Refinancing Your Mortgage in Today's Market
Today's economy and struggling real estate market pose challenges for many homeowners. For those facing adjusting rates, increased mortgage payments, decreased equity, or reduced income, refinancing a mortgage or home loan is one good way to solve some financial worries. With property values falling and companies tightening their belts or even laying off employees, there's no better time to make sure your mortgage meets your current budget and long-term needs.
What Is Refinancing?
When you refinance, you get a new mortgage to replace your existing mortgage. Because you're getting a brand new loan, you usually have to pay title insurance and escrow fees, lender fees, points (optional), appraisal fees, credit reporting fees, and any amounts needed to bring your insurance and tax obligations up to date.
Why Refinance?
Homeowners refinance for many different reasons, but here are some of the most common ones, all at play in today's real estate market.
Refinancing can save money by lowering your interest rate. If the interest rate on your current mortgage is higher than the current market rate, you'll pay less by refinancing.
Refinancing allows you to change loan types. For example, if you have an adjustable rate mortgage, your monthly payment may increase when the rate adjusts. You might want to switch to a fixed rate mortgage, which has a stable payment. (For more information on loan types, read Nolo's article Fixed Rate vs. Adjustable Rate Mortgages.)
Refinancing can lower monthly payments. Even if your interest rate doesn't decrease, a refinance can lower your monthly payments by starting a new loan term. For example, if you took out a 30-year, fixed-rate mortgage for $300,000 ten years ago, you may only owe about $250,000 now. But if you refinance into another 30-year, fixed-rate mortgage for $250,000, you'd have a full 30 years to pay it off, which means each monthly payment will be smaller. (Had you kept your old loan, you'd finish paying it off in 20 years.) The downside of lowering your monthly payments is that you'll pay more interest overall.
Refinancing can help you get cash. With a "cash-out" refinance, you take out a new mortgage for more than you owe on your current mortgage, then walk away with the difference.

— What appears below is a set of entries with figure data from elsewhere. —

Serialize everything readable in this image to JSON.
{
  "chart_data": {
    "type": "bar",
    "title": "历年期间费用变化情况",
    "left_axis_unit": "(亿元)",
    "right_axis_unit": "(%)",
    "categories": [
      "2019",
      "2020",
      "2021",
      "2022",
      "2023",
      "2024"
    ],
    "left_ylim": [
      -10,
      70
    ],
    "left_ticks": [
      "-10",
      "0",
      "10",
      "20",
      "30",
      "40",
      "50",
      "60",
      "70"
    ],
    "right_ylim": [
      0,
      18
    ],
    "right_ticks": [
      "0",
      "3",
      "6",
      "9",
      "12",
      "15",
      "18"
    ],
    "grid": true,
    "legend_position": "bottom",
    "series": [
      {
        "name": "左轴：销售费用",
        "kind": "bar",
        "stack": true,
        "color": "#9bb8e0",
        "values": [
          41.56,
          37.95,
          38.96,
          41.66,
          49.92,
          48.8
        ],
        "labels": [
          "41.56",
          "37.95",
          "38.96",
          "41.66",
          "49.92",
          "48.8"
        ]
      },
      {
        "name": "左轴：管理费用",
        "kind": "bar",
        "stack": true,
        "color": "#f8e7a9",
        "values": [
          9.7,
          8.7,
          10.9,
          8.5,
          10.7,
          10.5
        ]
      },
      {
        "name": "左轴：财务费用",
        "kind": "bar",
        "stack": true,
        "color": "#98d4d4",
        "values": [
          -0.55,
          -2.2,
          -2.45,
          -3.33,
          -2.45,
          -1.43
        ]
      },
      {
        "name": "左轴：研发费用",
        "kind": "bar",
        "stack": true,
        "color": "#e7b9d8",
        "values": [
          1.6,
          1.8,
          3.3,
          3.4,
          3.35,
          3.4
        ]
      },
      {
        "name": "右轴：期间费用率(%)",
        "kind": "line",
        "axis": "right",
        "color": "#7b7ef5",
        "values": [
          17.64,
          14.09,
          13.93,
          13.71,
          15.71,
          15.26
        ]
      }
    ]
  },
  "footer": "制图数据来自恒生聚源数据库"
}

A cash-out refinance is very hard to get these days, although many homeowners did cash-out refinances to finance home improvements in the past few years. (An alternative that's usually cheaper overall, but requires you to make higher monthly payments, is a home equity loan or home equity line of credit). To do a cash-out refinance, you need significant equity in your home, because the bank probably won't lend you more than the house is worth.
Who Can Refinance?
If you have sufficient equity, you can refinance. A new lender will consider the same factors your original lender did: your income, debt-to-income ratio (how much of your monthly income is spent paying off debts other than the mortgage), your home's value, how much equity you have in your home, and your credit score. If your income has been reduced since you purchased, your home's value has plummeted, you've assumed a lot of new debt, or your credit score has gone down, you may find it difficult to refinance, or you'll at least pay more to do so. (You wouldn't be the first person to get turned down on a refinance despite living in and successfully paying the monthly mortgage on a home.)
The lender will likely require you to have the house appraised. The purpose of the appraisal is to make sure that the value of your home is greater than the loan amount. If you default on the loan and the lender forecloses, it wants to know it can sell your house for more than the existing loan balance.
Special Challenges in Today's Buyers' Market
Refinancing days is much harder than it once was, for a few reasons. Many borrowers have difficulty refinancing because they have insufficient equity, mostly because the value of their property has dipped below what they owe on the mortgage. Compounding this problem is the fact that in recent years, lenders and mortgage brokers offered creative financing strategies that allowed buyers to finance 100% of the purchase price. In those situations, even if buyers have paid down the mortgage, they still have little equity. And lenders have become surprisingly strict about how much they'll lend, usually requiring refinancing homeowners to have at least 5-10% equity in the home.
Another problem is that lenders have made "stated income" loans all but unavailable. With stated income loans, borrowers didn't have to provide independent verification of their income. Instead, the amount they could borrow was based on the income they claimed to have (hence their nickname, "liar loans"). These were intended for people who had a hard time verifying income, such as the self-employed. But in recent years, borrowers used stated income loans to artificially inflate their income to qualify for bigger mortgages. Unless their income or equity have increased substantially, borrowers currently holding this type of loan will have a hard time qualifying for more traditional refinance mortgages for similar amounts.